3. What did the USA do?
a. Why did Truman decide to intervene?
i. Truman was convinced that Stalin was responsible for the attack, which he took as part of a vast Russian plan to spread communism as widely as possible.
ii. Some Americans saw the invasion as similar to Hitler's policies in the 1930s and it was essential not to try and appease the aggressors in this situation since appeasing Hitler had failed back in the '30s.
iii. Truman saw it as important to support the United Nations Organization, which was going to attempt to preserve peace among the world powers, something that the League of Nations had failed to do.
iv. Truman was a Democrat president and his party was coming under criticism from Republicans for their failure to take action against what they saw as the dangerous spread of communism. Truman was anxious to show that Joseph McCarthy's claim that the State Department was filled with communists working for the USSR was a false claim.
b. What nations joined the US in support of S. Korea? Australia, Canada, New Zealand, Nationalist China, France, Netherlands, Belgium, Colombia, Greece, Turkey, Panama, Philippines, Thailand, and Britain.
c. Briefly summarize the course of the war in 1950. Communist forces had captured the whole country except the south-east, and once UN reinforcements poured in, the North Korean troops collapsed, after which Truman ordered an invasion of North Korea was the goal to unite the whole country and hold free elections.
d. How and why did China get involved? The Americans placed a fleet between Taiwan and the mainland China to prevent an attack on Chiang, and it seemed that they'd now invade Manchuria. The Chinese did not want this, as they planned on attacking Taiwan as well.
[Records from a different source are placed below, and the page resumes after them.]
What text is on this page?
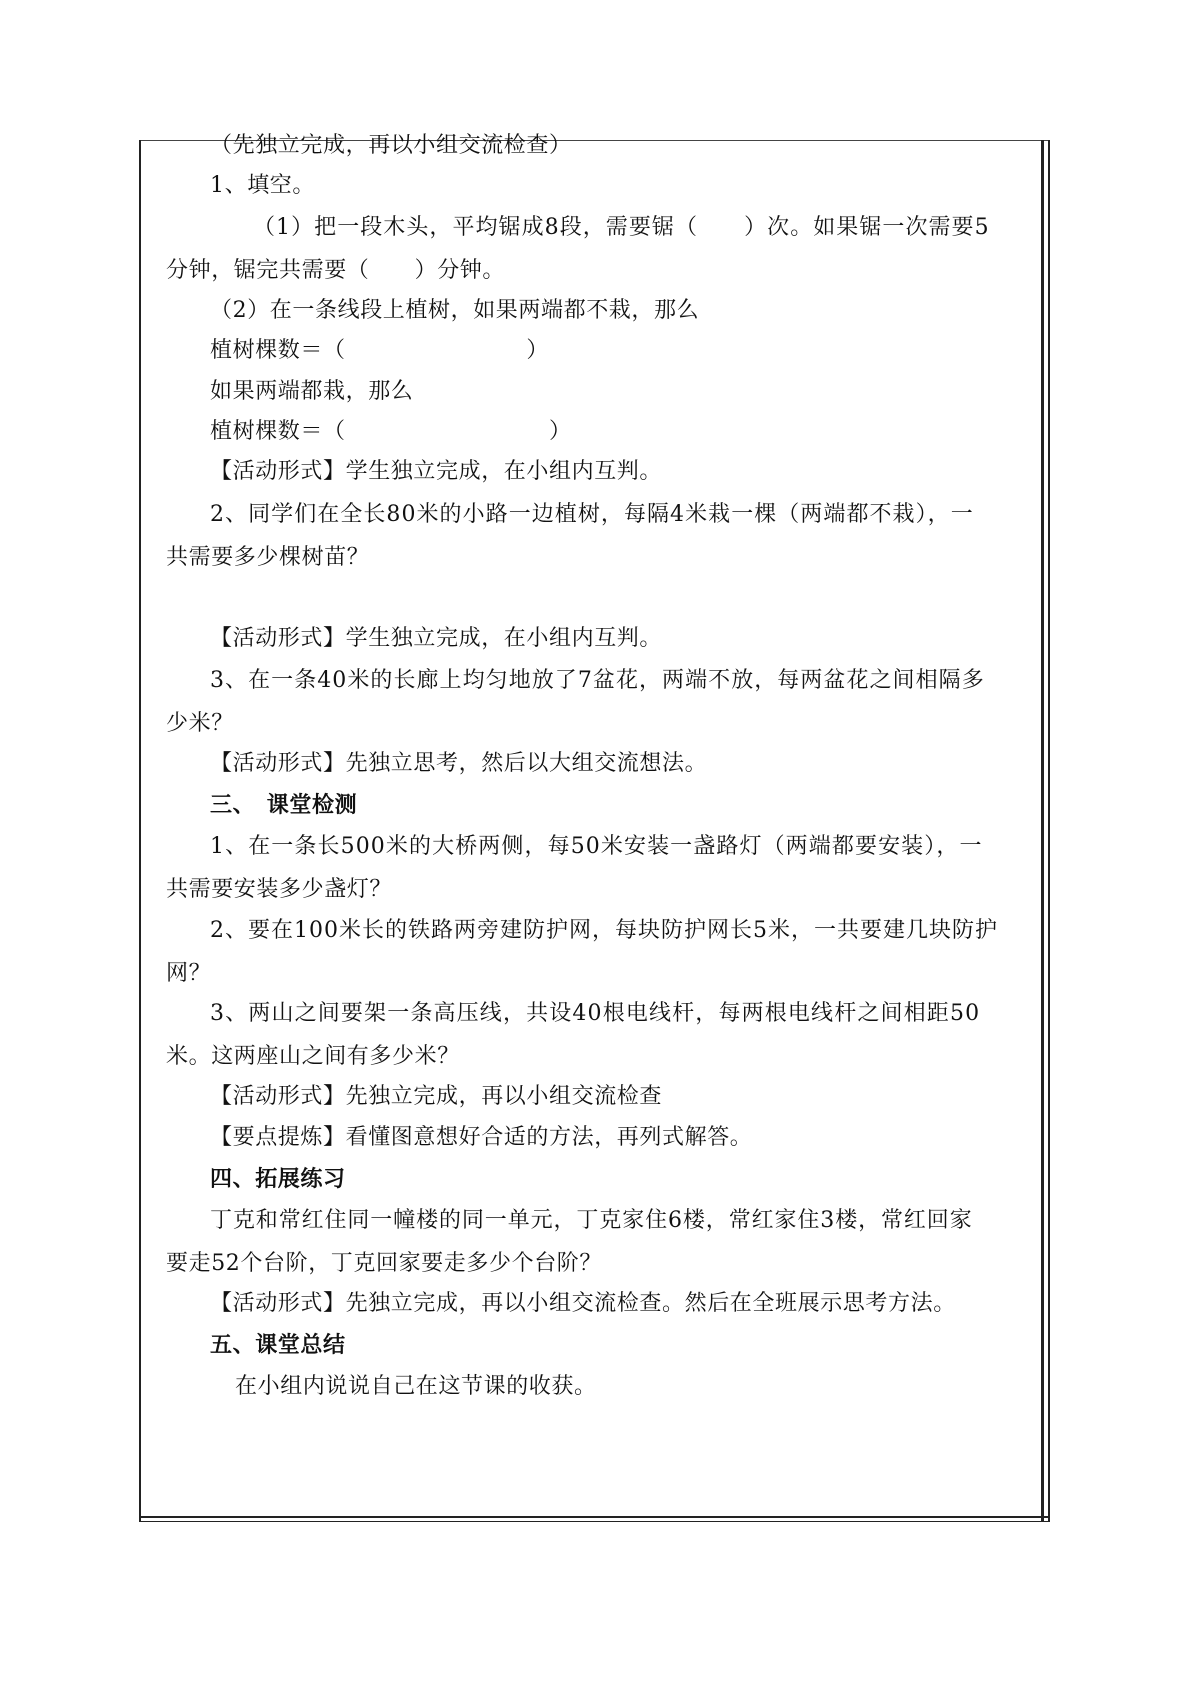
（先独立完成，再以小组交流检查）
1、填空。
（1）把一段木头，平均锯成8段，需要锯（　　）次。如果锯一次需要5
分钟，锯完共需要（　　）分钟。
（2）在一条线段上植树，如果两端都不栽，那么
植树棵数＝（　　　　　　　　）
如果两端都栽，那么
植树棵数＝（　　　　　　　　　）
【活动形式】学生独立完成，在小组内互判。
2、同学们在全长80米的小路一边植树，每隔4米栽一棵（两端都不栽），一
共需要多少棵树苗？
【活动形式】学生独立完成，在小组内互判。
3、在一条40米的长廊上均匀地放了7盆花，两端不放，每两盆花之间相隔多
少米？
【活动形式】先独立思考，然后以大组交流想法。
三、　课堂检测
1、在一条长500米的大桥两侧，每50米安装一盏路灯（两端都要安装），一
共需要安装多少盏灯？
2、要在100米长的铁路两旁建防护网，每块防护网长5米，一共要建几块防护
网？
3、两山之间要架一条高压线，共设40根电线杆，每两根电线杆之间相距50
米。这两座山之间有多少米？
【活动形式】先独立完成，再以小组交流检查
【要点提炼】看懂图意想好合适的方法，再列式解答。
四、拓展练习
丁克和常红住同一幢楼的同一单元，丁克家住6楼，常红家住3楼，常红回家
要走52个台阶，丁克回家要走多少个台阶？
【活动形式】先独立完成，再以小组交流检查。然后在全班展示思考方法。
五、课堂总结
在小组内说说自己在这节课的收获。
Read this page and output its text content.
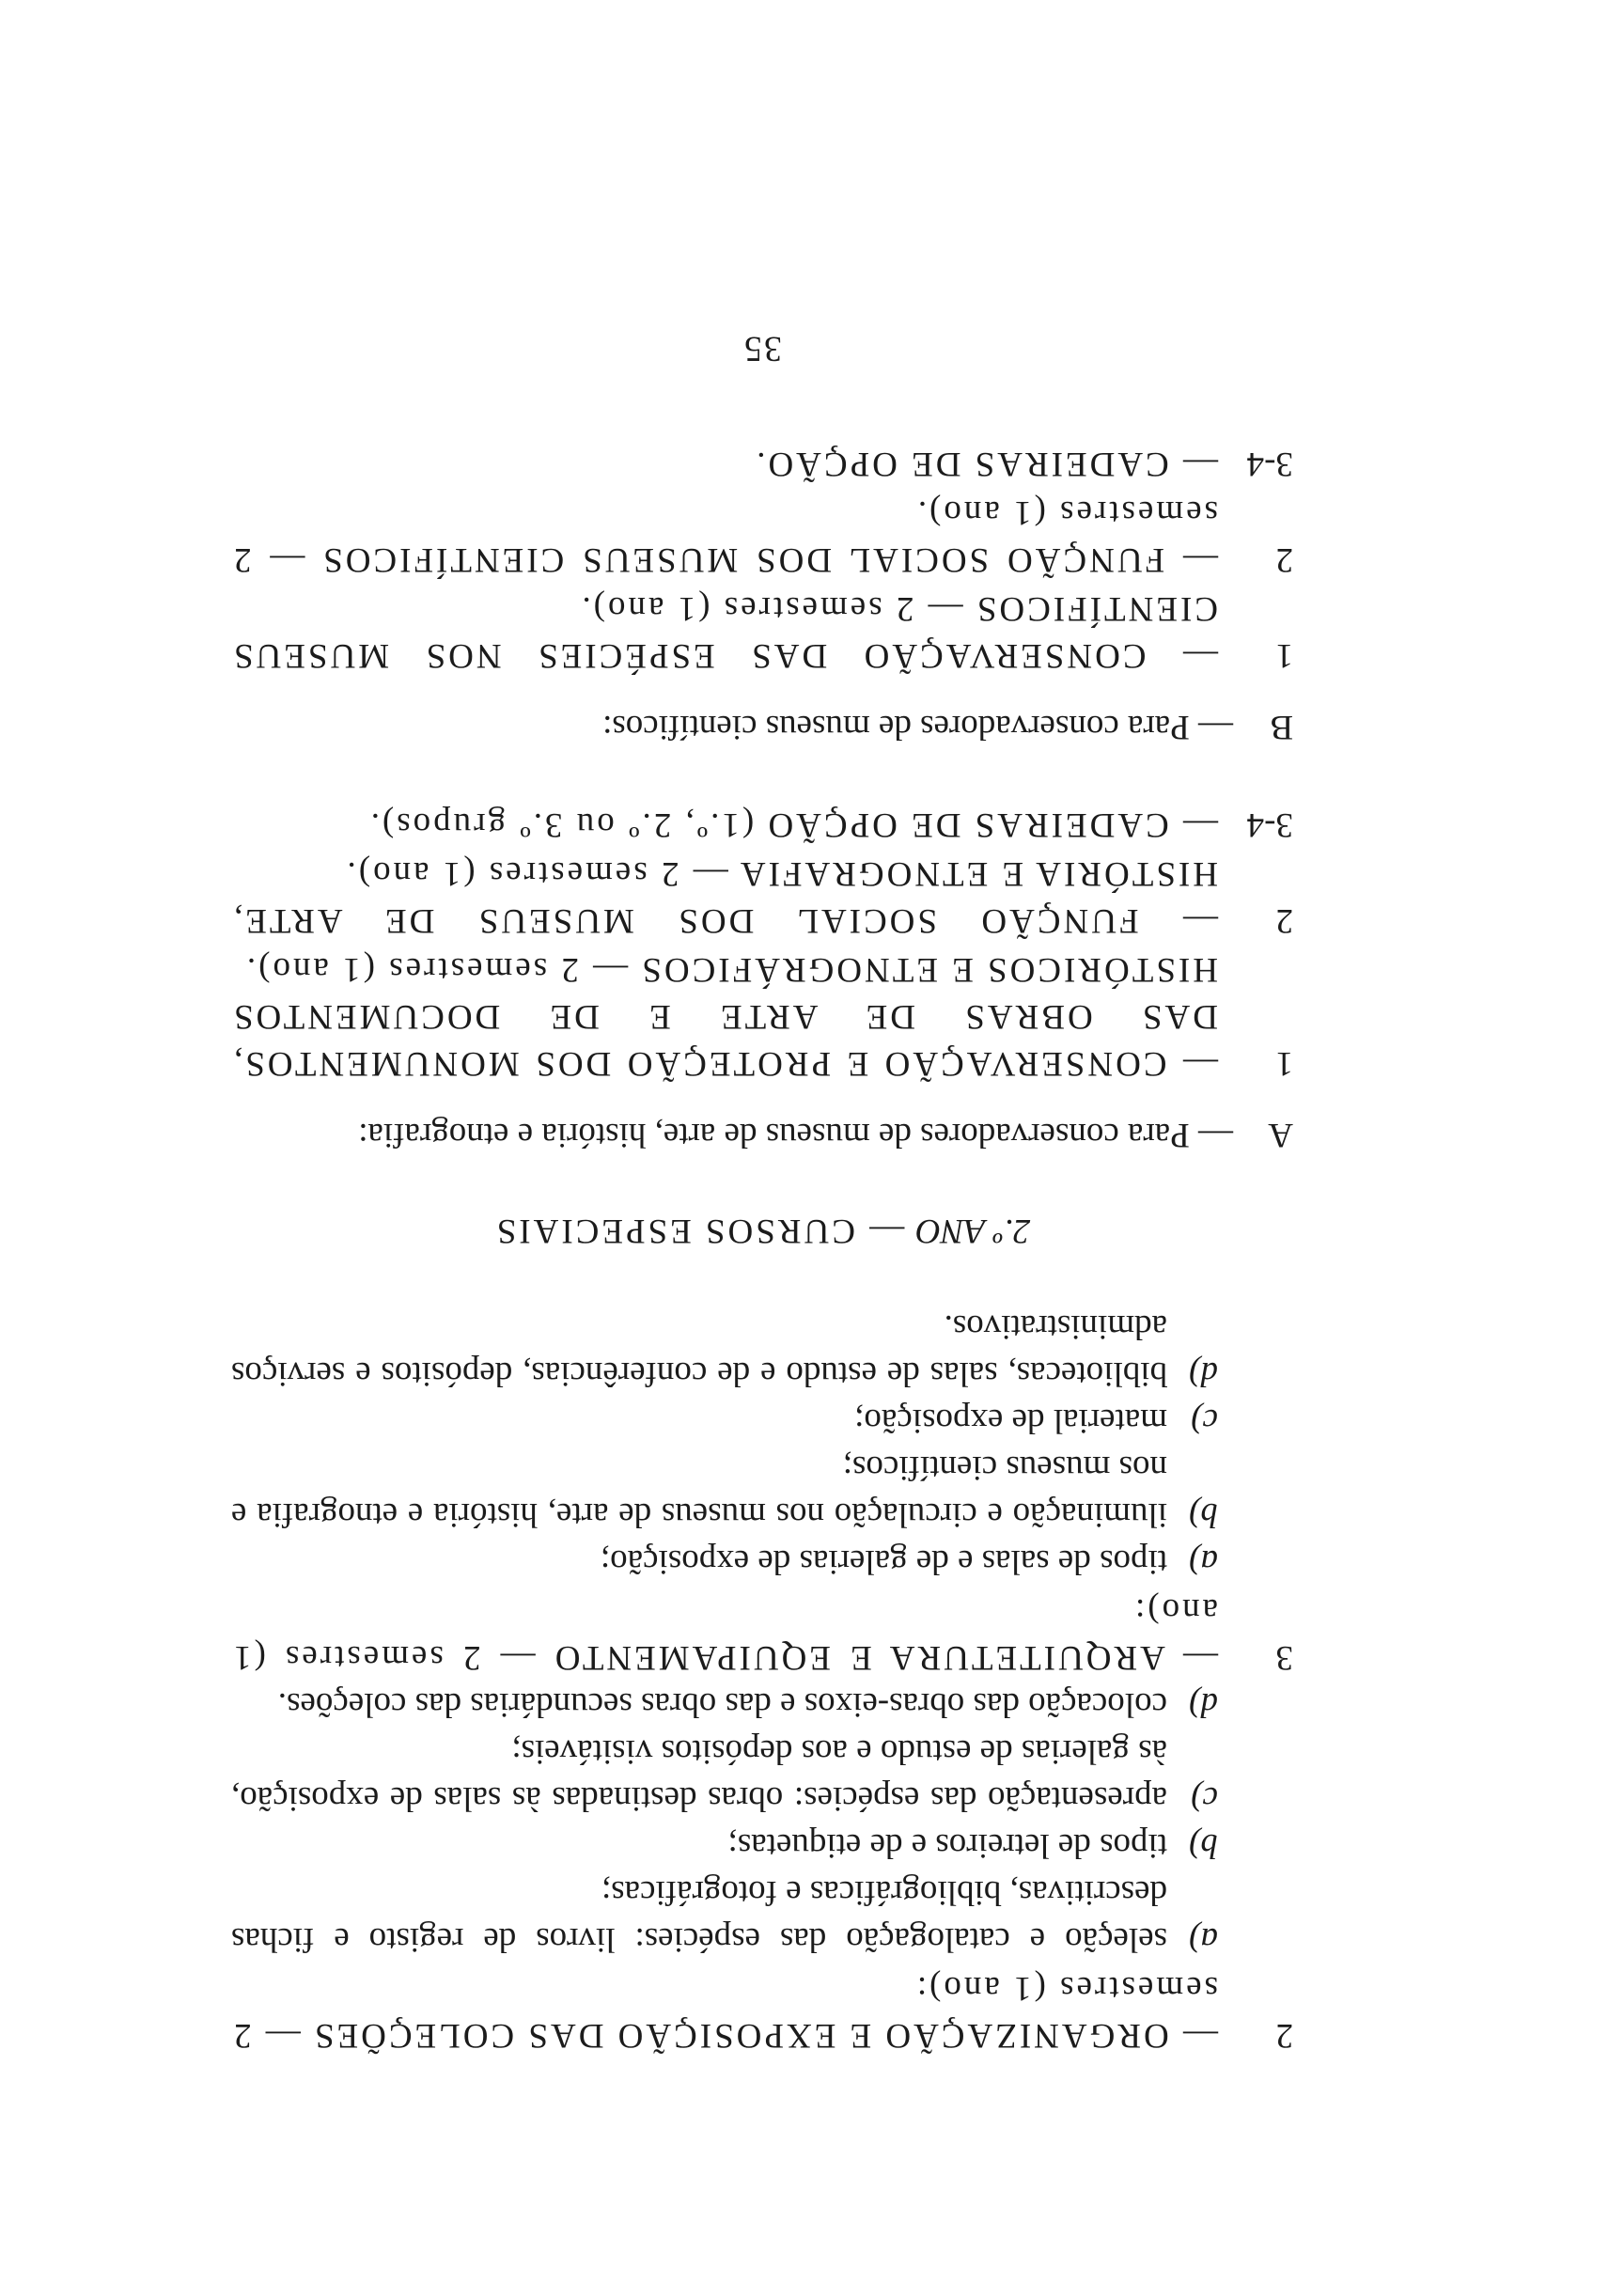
2
— ORGANIZAÇÃO E EXPOSIÇÃO DAS COLEÇÕES — 2 semestres (1 ano):
a)
seleção e catalogação das espécies: livros de registo e fichas descritivas, bibliográficas e fotográficas;
b)
tipos de letreiros e de etiquetas;
c)
apresentação das espécies: obras destinadas às salas de exposição, às galerias de estudo e aos depósitos visitáveis;
d)
colocação das obras-eixos e das obras secundárias das coleções.
3
— ARQUITETURA E EQUIPAMENTO — 2 semestres (1 ano):
a)
tipos de salas e de galerias de exposição;
b)
iluminação e circulação nos museus de arte, história e etnografia e nos museus científicos;
c)
material de exposição;
d)
bibliotecas, salas de estudo e de conferências, depósitos e serviços administrativos.
2.º ANO — CURSOS ESPECIAIS
A
— Para conservadores de museus de arte, história e etnografia:
1
— CONSERVAÇÃO E PROTEÇÃO DOS MONUMENTOS, DAS OBRAS DE ARTE E DE DOCUMENTOS HISTÓRICOS E ETNOGRÁFICOS — 2 semestres (1 ano).
2
— FUNÇÃO SOCIAL DOS MUSEUS DE ARTE, HISTÓRIA E ETNOGRAFIA — 2 semestres (1 ano).
3-4
— CADEIRAS DE OPÇÃO (1.º, 2.º ou 3.º grupos).
B
— Para conservadores de museus científicos:
1
— CONSERVAÇÃO DAS ESPÉCIES NOS MUSEUS CIENTÍFICOS — 2 semestres (1 ano).
2
— FUNÇÃO SOCIAL DOS MUSEUS CIENTÍFICOS — 2 semestres (1 ano).
3-4
— CADEIRAS DE OPÇÃO.
35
e. How did the war end? UN troops cleared the communists out of South Korea, peace talks opened in Panmunjom and lasted for two years, after which it was agreed that the frontier would be divided along the 38th Parallel as it had been before the war began. That was the end of the war.
4. What were the results of the war?
a. Korea - Country was devastated, four million Korean soldiers and civilians had been killed and five million people left homeless. Both states (North and South Korea) remained highly suspicious of one another and heavily armed.

b. the US - Republicans felt that the US had lost the opportunity to destroy communism in China and this feeling contributed to the later excesses of McCarthyism. However Truman was satisfied because he contained communism and discouraged communism from further world expansion.
c. the UN - Exerted its authority, reversed an act of aggression, but fell under the criticism of the communists for being a tool of the capitalists.
d. China - Military performance of communist China was impressive, prevented the unification of Korea under American influence, and now found itself a world power. China was still not allowed a seat in the UN however.
e. the Cold War - American relations now permanently strained with China and Russia, adding a new dimension to the Cold War. Familiar pattern of both sides trying to build up alliances appeared in both Asia and Europe. China supported Indo-Chinese communists in their struggle for independence from France, offering friendship and aid to under-developed countries in Asia, Africa, and Latin America; signed peaceful co-existence agreements with India and Burma in 1954.